L’uomo, condannato dal tribunale di Pescara alla pena di 400 euro di ammenda per il reato ex art. 674 c.p., adiva quindi la Cassazione, denunciando innanzitutto l’erronea interpretazione della legge penale in relazione all’articolo 674 c.p. e vizio di motivazione su punti decisivi per il giudizio, sostenendo di dover essere assolto dal reato per insussistenza del fatto. Peraltro, secondo il ricorrente non poteva essere certa la sua responsabilità, posto che non era l’unico ad abitare l’appartamento del piano di sopra.

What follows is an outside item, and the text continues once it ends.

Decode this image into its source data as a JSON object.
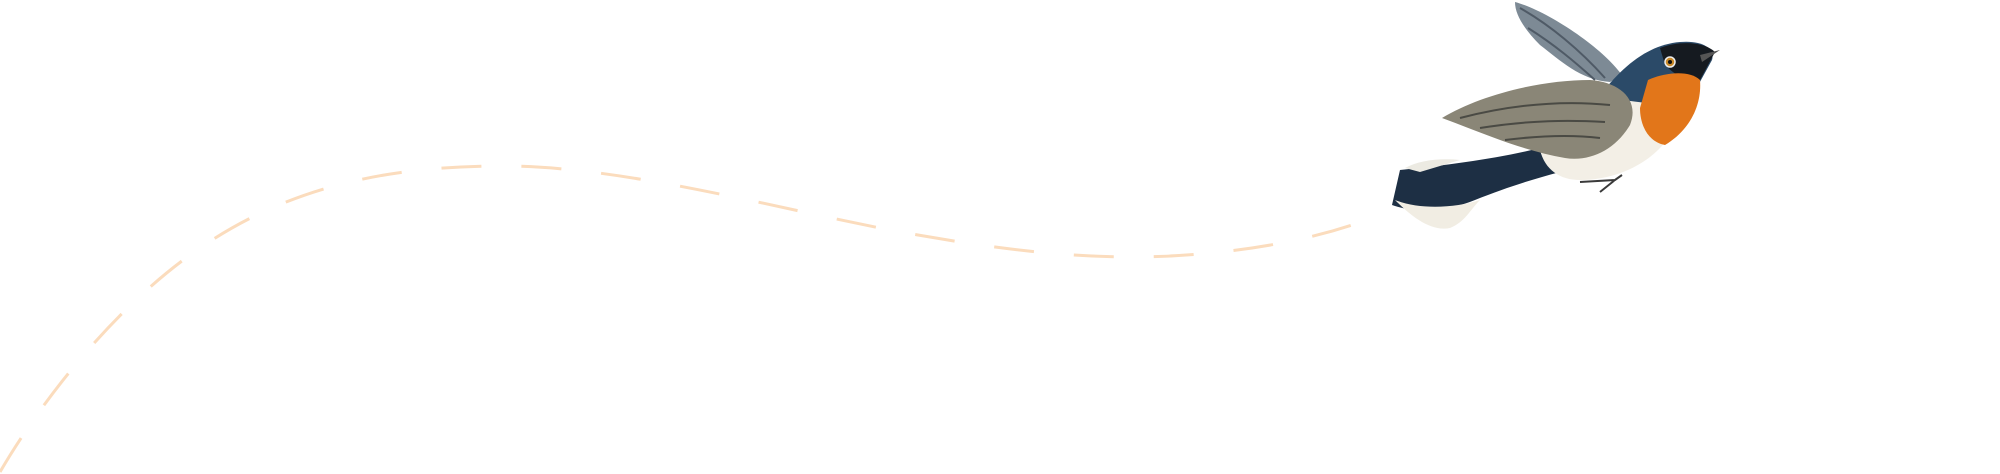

Per i giudici della Corte di Cassazione il ricorso è inammissibile. Sulla base delle evidenze disponibili, i giudici della Corte hanno ritenuto provato l’accertamento di responsabilità dell’uomo sui cui pendevano i riscontri fotografici effettuati da carabinieri e testimonianze di altri inquilini. Inoltre, aggiungono, pur essendo condivisibile “l’affermazione secondo la quale la contravvenzione di getto pericoloso di cose non è configurabile quando l’offesa, l’imbrattamento o la molestia abbiano ad oggetto esclusivamente cose e non persone, deve ritenersi che, ai fini della configurabilità del reato di getto pericoloso di cose, non si richiede che la condotta contestata abbia cagionato un effettivo nocumento, essendo sufficiente che essa sia idonea ad offendere, imbrattare o molestare le persone”.

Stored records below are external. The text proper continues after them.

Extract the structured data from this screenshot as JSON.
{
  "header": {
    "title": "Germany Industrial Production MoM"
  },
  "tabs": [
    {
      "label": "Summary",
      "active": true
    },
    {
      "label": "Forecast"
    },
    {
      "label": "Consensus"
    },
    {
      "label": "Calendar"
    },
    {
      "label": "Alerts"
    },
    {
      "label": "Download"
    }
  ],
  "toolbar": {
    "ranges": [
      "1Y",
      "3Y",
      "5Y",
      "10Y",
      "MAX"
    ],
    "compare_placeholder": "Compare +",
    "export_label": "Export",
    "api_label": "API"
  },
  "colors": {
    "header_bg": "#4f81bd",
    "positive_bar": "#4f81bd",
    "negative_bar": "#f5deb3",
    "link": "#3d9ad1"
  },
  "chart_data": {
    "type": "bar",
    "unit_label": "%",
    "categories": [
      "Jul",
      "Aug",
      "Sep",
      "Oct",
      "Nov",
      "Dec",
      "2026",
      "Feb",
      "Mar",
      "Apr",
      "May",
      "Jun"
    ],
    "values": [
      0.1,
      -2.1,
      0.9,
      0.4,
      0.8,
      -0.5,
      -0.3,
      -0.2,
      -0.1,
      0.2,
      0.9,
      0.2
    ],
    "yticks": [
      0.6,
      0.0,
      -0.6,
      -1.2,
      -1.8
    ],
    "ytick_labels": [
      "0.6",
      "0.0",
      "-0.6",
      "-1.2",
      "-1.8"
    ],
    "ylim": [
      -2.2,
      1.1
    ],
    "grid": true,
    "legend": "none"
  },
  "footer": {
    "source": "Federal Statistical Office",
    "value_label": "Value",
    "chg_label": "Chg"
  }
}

La Suprema Corte ha confermato che è fondato il secondo motivo perché la contravvenzione in parola è punita “con l’arresto fino a un mese o con l’ammenda fino a 206,00 euro, cosicché la pena pecuniaria di 400,00 euro è, all’evidenza, illegale”. Da qui l’annullamento della sentenza impugnata e la parola passa al giudice del rinvio solo in ordine alla misura della sanzione.